The region ranks fourth in Boeing's Current Market Outlook with 2,950 planes expected to be delivered by 2033 compared to 13,460 aircraft which will be added to fleets based in Asia Pacific in the same review period.
Globally, Boeing projects a demand for 36,770 new airplanes over the next 20 years, an increase of 4.2 percent from last year's forecast.
The company estimates the total value of those new airplanes at $5.2 trillion.
"This market is strong and resilient," said Randy Tinseth, vice president of Marketing, Boeing Commercial Airplanes.
"With new and more efficient airplanes entering service, the growth in air travel is being driven by customers who want to fly where they want, when they want."
Fueling this year's forecast is the single-aisle market, which is projected to be the fastest growing and most dynamic segment due to the continued emergence of low-cost carriers.
A total of 25,680 new airplanes will be needed in this segment, making up 70 percent of the total units in the forecast.

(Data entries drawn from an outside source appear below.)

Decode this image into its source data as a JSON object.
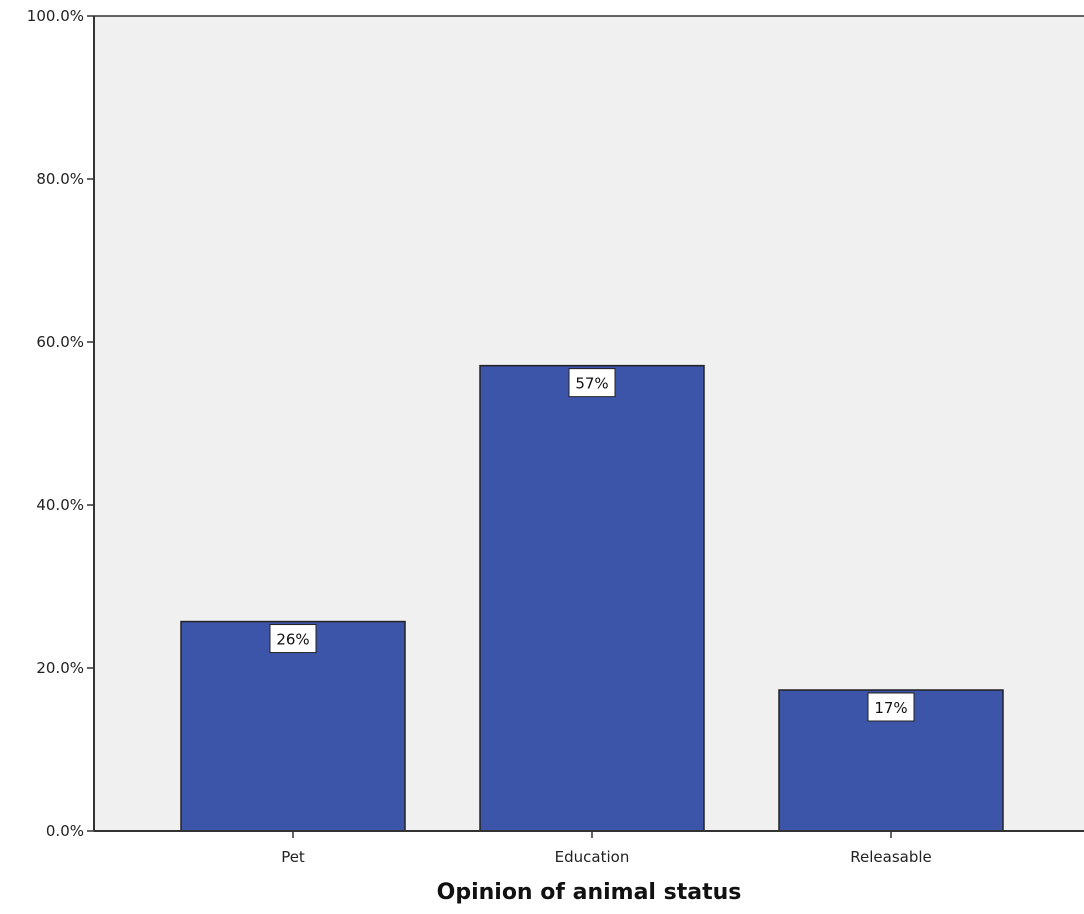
{
  "chart_data": {
    "type": "bar",
    "title": "",
    "xlabel": "Opinion of animal status",
    "ylabel": "",
    "categories": [
      "Pet",
      "Education",
      "Releasable"
    ],
    "values": [
      25.7,
      57.1,
      17.3
    ],
    "data_labels": [
      "26%",
      "57%",
      "17%"
    ],
    "ylim": [
      0,
      100
    ],
    "yticks": [
      0,
      20,
      40,
      60,
      80,
      100
    ],
    "ytick_labels": [
      "0.0%",
      "20.0%",
      "40.0%",
      "60.0%",
      "80.0%",
      "100.0%"
    ],
    "grid": false,
    "legend": "none",
    "colors": {
      "bar": "#3d55a8",
      "plot_background": "#f0f0f0",
      "axis": "#333333"
    }
  }
}
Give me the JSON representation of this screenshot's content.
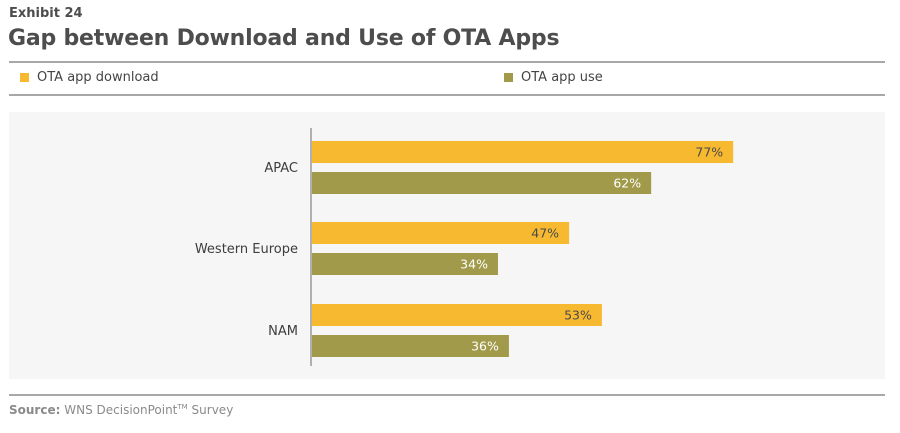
{
  "header": {
    "exhibit": "Exhibit 24",
    "title": "Gap between Download and Use of OTA Apps"
  },
  "footer": {
    "source_label": "Source:",
    "source_text": "WNS DecisionPoint",
    "trademark": "TM",
    "source_suffix": "Survey"
  },
  "colors": {
    "download": "#f7b92f",
    "use": "#a19a4a",
    "axis": "#b0b0b0"
  },
  "chart_data": {
    "type": "bar",
    "orientation": "horizontal",
    "title": "Gap between Download and Use of OTA Apps",
    "categories": [
      "APAC",
      "Western Europe",
      "NAM"
    ],
    "series": [
      {
        "name": "OTA app download",
        "values": [
          77,
          47,
          53
        ],
        "labels": [
          "77%",
          "47%",
          "53%"
        ]
      },
      {
        "name": "OTA app use",
        "values": [
          62,
          34,
          36
        ],
        "labels": [
          "62%",
          "34%",
          "36%"
        ]
      }
    ],
    "xlim": [
      0,
      100
    ],
    "xlabel": "",
    "ylabel": "",
    "grid": false,
    "legend": "top"
  }
}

"Based on the overwhelming amount of orders and deliveries, we see the heart of the single-aisle market in the 160-seat range," said Tinseth.
"There's no question the market is converging to this size, where network flexibility and cost efficiency meet. The Next-Generation 737-800 and new 737 MAX 8 offer our customers the most revenue potential in this mid-sized space."
Boeing forecasts that 8,600 new airplanes will be needed in the twin-aisle segment, led by small widebody airplanes in the 200 to 300 seat range such as the 787-8 and 787-9 Dreamliner.
This year's forecast reflects a continued shift in demand from very large airplanes to efficient new twin-engine products such as the 787-10 and new 777X.
"With the most comprehensive widebody lineup in the industry, we're confident that we will meet our customers' needs now and in the future," Tinseth added.